I’ve been there a hundred times. A late-night, last-minute paper turns into an early morning wrestling match with punctuation, missing articles, type-face manipulation, and margin-setting. The works cited is the last thing I think about — and then I copy and paste that baby right up. Get ‘er done, get ‘er done. The printer starts and finally, I exhale.

Rushing to class fueled by equal parts exhaustion and anxiety, I check my bag literally five times on the way to make sure my time investment didn’t evaporate. And then, the moment comes and those double-spaced pages are gone. There’s nothing finer than the shedding of that paper weight. It’s gone into a shuffle, a stack high in the professor’s arms and no longer a thought. The whole class aspirates in relief. We head to the bars, to our beds. We fire up the grill and call our mommas.

But then, sometimes, disaster strikes. Sometimes, a student can get sloppy.

Sometimes the celebration is cut short by an accusation that can literally end their life.

My best friend is in the middle of his own personal nightmare. A five-page interpretation of a Spanish poem might now prohibit him from getting admitted to medical school. He’s been sanctioned by the academic honor board at his college in South Carolina for academic dishonesty.

The exact charge is plagiarism. His professor is accusing him on account of two missing quotation marks. While the end-of-quote citation was there, the marks were not. In the smoky world of student work, this constitutes fraud.

If he’s convicted, he’ll be given a failing grade plus a different kind of mark on his transcript denoting a dishonest act. In the next six months, after his GREs and MCAT, that transcript will flood the admissions offices of his selected schools. We don’t know what the effect of this kind of mark will have on his future.

I’ve always questioned the validity of the undergraduate student paper. Yes, it takes a remarkable amount of attention and diligence in its creation. Yes, there is value for doing something unpleasant just because you’re told to. But on the other hand, as undergrads, we are not allowed to present theories of our own and a citation for every shred of fact and opinion is required. Paraphrasing is permissible and necessary to move one part of the paper to another but is to be treated differently. The whole process is very formulaic and breaks down to an equation, really, but it takes a while to get the hang of it. The bottom line is this: when you’re dealing with 15 pages on a 15-inch computer screen, things can get very confusing very quickly.

Not “knowing,” is certainly not an excuse, but when a wrong is perceived to have been committed, there’s an immediate backlash. Our professors become police officers. An unspeakable tension erects between the faculty member and the student. Things get ugly, quickly.

In a world where nobody sits down to piss, we have trust issues. We don’t leave our laptops hanging out, we lock our bikes. But in college, there’s a false sense of trust. The environs of the undergrad are so crib-like at times, we forget the coddling can stop at any minute and the university and its agents can cut our throats.

When my friend goes in, there is nothing he can say to make the academic review board to lessen the blow. In most academic-honor university code books, the burden of proof falls to the student. He did it but it was a mistake. All he can ask for is compassion, an element not expressed in the codes.

What’s happening to my friend is unfair but not unlawful. He did gum up a citation by not using the level of precision that was required. But there is a difference between an editing error and an intentional wrong. The question is now whether or not the review board will recognize it. My friend is not asking for special privileges, but only to be treated with compassion and understanding and a chance to correct the mistake. He’s asking for an inch.

When an accountant messes up a report, “good faith” is a valid defense. People make mistakes, but typically only mistakes done knowingly merit severe punishment. For my buddy, the tarnishing of an otherwise immaculate academic record is fatal. If we define our lives by where we put our energy, the erasure of a chance to go on to post-graduate study will end this young man’s life.
But did he do it on purpose? Is he guilty as charged? Did he go slack on this assignment? I don’t know, I can only go on what he tells me. That’s the thing about friends — they’re trusted until proven untrustworthy. Friends will help you move, real friends will help you move a body. There’s hardly a burden of proof. I’ll stand by my homeboy.

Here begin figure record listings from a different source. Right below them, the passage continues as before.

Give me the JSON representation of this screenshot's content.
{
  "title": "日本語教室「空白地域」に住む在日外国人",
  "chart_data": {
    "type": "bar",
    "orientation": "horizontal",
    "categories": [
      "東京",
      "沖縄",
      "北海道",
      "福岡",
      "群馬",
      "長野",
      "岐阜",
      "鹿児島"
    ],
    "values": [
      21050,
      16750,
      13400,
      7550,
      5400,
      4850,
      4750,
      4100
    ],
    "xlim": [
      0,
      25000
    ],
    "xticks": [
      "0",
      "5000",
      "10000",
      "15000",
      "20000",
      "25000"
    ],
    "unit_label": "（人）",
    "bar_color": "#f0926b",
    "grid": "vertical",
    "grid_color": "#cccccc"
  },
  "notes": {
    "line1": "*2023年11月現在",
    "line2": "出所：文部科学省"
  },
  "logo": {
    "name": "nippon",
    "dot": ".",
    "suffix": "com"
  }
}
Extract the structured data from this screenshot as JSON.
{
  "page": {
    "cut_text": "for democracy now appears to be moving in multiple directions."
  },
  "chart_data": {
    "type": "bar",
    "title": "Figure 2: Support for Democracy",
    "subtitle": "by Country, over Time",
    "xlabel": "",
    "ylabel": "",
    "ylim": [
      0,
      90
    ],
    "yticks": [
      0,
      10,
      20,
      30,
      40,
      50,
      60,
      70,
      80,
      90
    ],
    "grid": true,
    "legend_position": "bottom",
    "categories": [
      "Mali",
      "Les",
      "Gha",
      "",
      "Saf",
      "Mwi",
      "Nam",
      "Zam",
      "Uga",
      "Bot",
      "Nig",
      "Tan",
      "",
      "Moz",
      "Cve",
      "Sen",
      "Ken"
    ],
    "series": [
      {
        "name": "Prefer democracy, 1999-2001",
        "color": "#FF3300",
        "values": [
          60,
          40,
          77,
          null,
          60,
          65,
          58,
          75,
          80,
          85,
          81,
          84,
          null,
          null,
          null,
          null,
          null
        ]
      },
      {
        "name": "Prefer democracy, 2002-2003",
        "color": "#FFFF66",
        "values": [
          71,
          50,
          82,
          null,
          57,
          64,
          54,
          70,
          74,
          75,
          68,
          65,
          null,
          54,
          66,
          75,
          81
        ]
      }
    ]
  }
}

So I’ll field his panic-stricken phone calls. I’ll assure him it will fade, that all bleeding eventually stops and that a clean conscience is the cure for his broken heart. This event will eventually become an unpleasant memory. Perhaps the honor board will recognize that he is a good student with an immaculate record, they will give him the benefit of the doubt and realize this was an editing error. But we don’t know. There are no guarantees.

The next week, the faculty of the University of Idaho will open their arms to ten pounds of papers from their classes. Be careful. This is a hostile environment. Cite your quotes and cover your ass. The only person you can trust, in this world of Wikipedia, paragraphs and paraphrases, is yourself.